Data1: Silica = $76$, age = $2200$ - $2400$ Mya

Data2: Silica = $64$, age = $2100$ - $2300$ Mya

If I want to analyse data between an age range of e.g. $2100$ - $2250$ Mya, how would I go about doing this? Do I assign the value across the entire range, or do I do some kind of normal distribution of the data across the range. I believe the age ranges are confidence limits on whatever age analysis was done (assume $95\%$). If i assign it across the entire interval, it means the Data1 will be 'counted' twice in any analysis e.g. if i choose to look at $2200$ - $2300$ Mya averages/analysis, and then $2300$ - $2400$ Mya.
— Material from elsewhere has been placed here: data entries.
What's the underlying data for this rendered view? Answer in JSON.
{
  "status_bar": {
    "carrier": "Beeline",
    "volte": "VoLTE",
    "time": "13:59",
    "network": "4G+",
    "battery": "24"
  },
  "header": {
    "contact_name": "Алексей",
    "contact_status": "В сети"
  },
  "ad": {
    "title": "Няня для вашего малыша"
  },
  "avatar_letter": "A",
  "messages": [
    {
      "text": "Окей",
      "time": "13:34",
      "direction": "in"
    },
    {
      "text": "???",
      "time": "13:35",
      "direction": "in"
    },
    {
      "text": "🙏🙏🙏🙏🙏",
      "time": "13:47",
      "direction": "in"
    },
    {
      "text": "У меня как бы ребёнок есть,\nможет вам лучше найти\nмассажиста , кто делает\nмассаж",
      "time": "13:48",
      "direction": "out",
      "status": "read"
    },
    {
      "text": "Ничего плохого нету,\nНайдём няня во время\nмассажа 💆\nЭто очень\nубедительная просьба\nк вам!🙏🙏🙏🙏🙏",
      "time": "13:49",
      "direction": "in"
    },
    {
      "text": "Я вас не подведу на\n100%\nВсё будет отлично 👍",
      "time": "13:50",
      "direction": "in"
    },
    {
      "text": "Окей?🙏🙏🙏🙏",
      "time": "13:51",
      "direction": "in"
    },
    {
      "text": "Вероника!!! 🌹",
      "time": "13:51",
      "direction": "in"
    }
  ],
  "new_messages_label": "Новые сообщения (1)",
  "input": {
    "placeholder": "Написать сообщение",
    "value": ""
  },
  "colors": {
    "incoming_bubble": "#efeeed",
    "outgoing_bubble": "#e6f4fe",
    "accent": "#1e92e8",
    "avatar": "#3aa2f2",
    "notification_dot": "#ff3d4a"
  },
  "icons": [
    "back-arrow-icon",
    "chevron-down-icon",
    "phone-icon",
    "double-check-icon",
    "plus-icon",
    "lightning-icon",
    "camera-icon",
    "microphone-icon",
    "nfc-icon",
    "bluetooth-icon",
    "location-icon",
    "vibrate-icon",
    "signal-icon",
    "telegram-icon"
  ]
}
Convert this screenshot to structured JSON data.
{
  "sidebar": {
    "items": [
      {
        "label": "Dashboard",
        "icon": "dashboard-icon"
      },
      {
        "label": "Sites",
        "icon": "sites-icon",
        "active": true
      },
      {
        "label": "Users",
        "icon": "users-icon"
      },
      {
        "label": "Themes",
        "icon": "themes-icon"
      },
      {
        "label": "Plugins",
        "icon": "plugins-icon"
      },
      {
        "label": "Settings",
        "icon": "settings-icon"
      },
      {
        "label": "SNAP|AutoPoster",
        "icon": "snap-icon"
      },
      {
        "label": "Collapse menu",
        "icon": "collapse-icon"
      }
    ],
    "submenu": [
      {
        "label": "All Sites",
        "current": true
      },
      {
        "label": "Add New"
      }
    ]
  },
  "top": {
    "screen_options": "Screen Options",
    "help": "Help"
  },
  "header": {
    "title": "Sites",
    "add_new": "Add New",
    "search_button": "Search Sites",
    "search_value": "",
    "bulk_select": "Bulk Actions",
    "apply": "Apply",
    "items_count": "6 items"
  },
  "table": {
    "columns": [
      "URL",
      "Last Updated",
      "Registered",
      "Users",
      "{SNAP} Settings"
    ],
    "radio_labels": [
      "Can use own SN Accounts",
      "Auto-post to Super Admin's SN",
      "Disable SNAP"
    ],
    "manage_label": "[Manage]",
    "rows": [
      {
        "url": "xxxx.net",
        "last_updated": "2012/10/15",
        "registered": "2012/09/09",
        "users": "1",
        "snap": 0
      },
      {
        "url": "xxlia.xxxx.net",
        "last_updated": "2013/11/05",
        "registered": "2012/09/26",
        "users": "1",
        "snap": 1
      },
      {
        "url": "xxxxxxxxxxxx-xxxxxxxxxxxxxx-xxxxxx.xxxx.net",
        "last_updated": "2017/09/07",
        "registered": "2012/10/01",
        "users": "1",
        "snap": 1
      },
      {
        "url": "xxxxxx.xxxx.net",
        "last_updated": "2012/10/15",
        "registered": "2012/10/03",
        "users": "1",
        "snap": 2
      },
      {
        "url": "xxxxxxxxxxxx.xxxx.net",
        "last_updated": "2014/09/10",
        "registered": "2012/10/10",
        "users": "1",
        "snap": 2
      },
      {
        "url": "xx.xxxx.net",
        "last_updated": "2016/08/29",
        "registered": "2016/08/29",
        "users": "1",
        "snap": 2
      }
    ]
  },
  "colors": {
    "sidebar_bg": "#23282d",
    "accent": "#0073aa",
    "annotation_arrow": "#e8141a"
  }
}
If i treat it as a distribution though, the value i plot will be lower than the measured value - but is this the correct way to deal with it?

A diagram to maybe help explain what I mean: Overlapping time ranges, with a single value for each range. Do I apply a weight/distribution to the value over the range like below, or do i apply the measured value across the entire range.

  Silica↑     _
            _   _
          _       _
        |-----------|
      2400         2200
                    _
                  _   _
                _       _
              |------------|
             2300         2100
  Time→
  • 0
    I'm having a bit of trouble understanding the problem. You are trying to make a plot of Silica vs time and if you just had data points for time instead of intervals you would presumably use some kind of binning/smoothing to make the plot? But instead you have intervals? It would be good to have an explanation of what you mean by 'analyze between 2100-2250'.2017-01-05
  • 0
    Well as a simplest example to what I'm worried about - say I want to know the average Silica between 2400-2250 Mya. In my diagram, the second range is only barely crossing into this region, so i would imagine i should 'weight' the value for this point less than the first (as the age ranges are 95% confidence intervals for its actual age).2017-01-06
  • 0
    Yeah, that seems right. Sorry, but I'm unsure of the proper procedure. My wild guess would be to use a gaussian kernel of the appropriate width (so 95% is in the 95% CI) for each point and then use the total area of the gaussian in the range as the weight in the weighted average. Might be better to ask over at Cross Validated.2017-01-06

0 Answers 0